Aku bisa mendengar tangisan Sunny dari luar. Untuk kedua kalinya aku membuat gadis itu menangis. Lebih parahnya kali ini aku tak bisa berbuat apa-apa. Betapa tak bergunanya diriku.
Sunny terus menangis, semakin lama tangisannya terdengar semakin keras. Aku tak bisa bergerak sama sekali kaki ku terasa sangat lemas. Aku duduk didepan pintunya. Berharap suara tangis itu segera berhenti. Aku sungguh tak sanggup jika terus mendengarnya menangis.
"maafkan aku Sunny" ucap ku pelan.
Aku tak tahu sudah berapa lama aku menunggunya berhenti menangis. Aku juga tak tahu sudah berapa lama aku duduk disini. Dan sepertinya Sunny sudah berhenti menangis.
"maafkan aku" kalimat itu bahkan tak bisa menembus pintu kamar ini tapi bodohnya aku masih berharap Sunny mendengar permintaan maaf ku.
"aku tak bisa menemani mu kali ini, jadi ku harap kau baik-baik saja. Aku akan menebus kesalahan ku. Aku janji"
Setelah mengatakan itu aku segera turun kebawah. Hana pasti sudah menunggu.
Tepat seperti dugaan ku Hana sudah menunggu sejak tadi.
"maafkan aku" ucap ku pelan.
"tak apa" Hana sambil tersenyum.
"apa gadis itu sudah berhenti menangis?"
Aku hanya mengangguk pelan dan tak menjawab apa-apa.
"alamat mu dimana, aku akan mengantar mu pulang"
"tidak perlu, kau pasti sangat lelah. Kau pulanglah duluan aku sudah meminta supir ku untuk menjemput"
Aku tahu Hana pasti terkejut melihat ku tiba-tiba berlari meninggalkannya. Tapi dia masih saja memikirkan diri ku daripada dirinya sendiri.
"kau yakin?" aku mencoba untuk memastikan.
"tenang saja Ryu" Hana kembali tersenyum.
Aku tahu Hana hanya ingin membuat ku tenang dengan menambahkan senyuman di wajahnya.

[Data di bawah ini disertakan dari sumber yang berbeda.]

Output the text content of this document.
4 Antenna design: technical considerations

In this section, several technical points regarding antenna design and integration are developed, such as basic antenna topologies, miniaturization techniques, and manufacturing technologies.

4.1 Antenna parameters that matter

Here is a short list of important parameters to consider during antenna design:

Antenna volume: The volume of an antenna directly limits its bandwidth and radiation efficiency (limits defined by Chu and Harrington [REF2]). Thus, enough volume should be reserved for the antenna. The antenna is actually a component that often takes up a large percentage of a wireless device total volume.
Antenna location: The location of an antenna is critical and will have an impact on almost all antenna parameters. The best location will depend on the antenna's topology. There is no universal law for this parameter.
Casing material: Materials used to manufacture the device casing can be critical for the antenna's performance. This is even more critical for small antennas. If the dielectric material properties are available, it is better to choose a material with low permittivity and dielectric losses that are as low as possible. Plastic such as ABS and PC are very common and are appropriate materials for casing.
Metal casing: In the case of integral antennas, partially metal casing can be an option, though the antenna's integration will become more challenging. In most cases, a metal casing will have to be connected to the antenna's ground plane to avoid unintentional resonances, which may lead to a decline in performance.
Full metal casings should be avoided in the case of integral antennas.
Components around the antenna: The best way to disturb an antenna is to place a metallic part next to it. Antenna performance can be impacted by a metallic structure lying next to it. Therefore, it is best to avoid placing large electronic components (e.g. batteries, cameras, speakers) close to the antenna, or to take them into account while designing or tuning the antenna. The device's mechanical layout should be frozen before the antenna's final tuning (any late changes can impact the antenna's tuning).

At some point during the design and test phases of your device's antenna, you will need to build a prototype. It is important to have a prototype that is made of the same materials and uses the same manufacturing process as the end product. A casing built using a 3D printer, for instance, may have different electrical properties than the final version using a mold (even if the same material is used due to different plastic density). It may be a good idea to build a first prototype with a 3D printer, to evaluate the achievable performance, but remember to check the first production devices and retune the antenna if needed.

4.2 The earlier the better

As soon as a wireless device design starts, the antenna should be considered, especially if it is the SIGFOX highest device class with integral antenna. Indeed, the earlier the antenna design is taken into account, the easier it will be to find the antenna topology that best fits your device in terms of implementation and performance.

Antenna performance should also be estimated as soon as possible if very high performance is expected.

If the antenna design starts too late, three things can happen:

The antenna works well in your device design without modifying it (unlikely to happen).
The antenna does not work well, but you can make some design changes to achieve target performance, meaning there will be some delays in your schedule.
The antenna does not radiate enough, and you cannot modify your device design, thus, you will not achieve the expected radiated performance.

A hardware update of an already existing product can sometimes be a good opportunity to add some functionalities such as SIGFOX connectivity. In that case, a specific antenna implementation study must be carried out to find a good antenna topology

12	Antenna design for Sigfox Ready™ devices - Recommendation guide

"baiklah aku akan pulang saat supir mu datang"
Hana hanya mengangguk.
10 menit kemudian supir Hana datang. Dia langsung masuk tanpa menoleh sedikit pun kearah ku. Aku tak menyalahkan Hana, karena hal yang wajar jika dia marah pada ku. Terlebih aku meninggalkannya sendiri tanpa penjelasan apa-apa.
Hari ini tidak ada hal yang berjalan sesuai keinginan ku. Rasanya seluruh energi ku terkuras habis.
Aku masuk kedalam mobil dan segera mengarahkan mobil ku menuju rumah.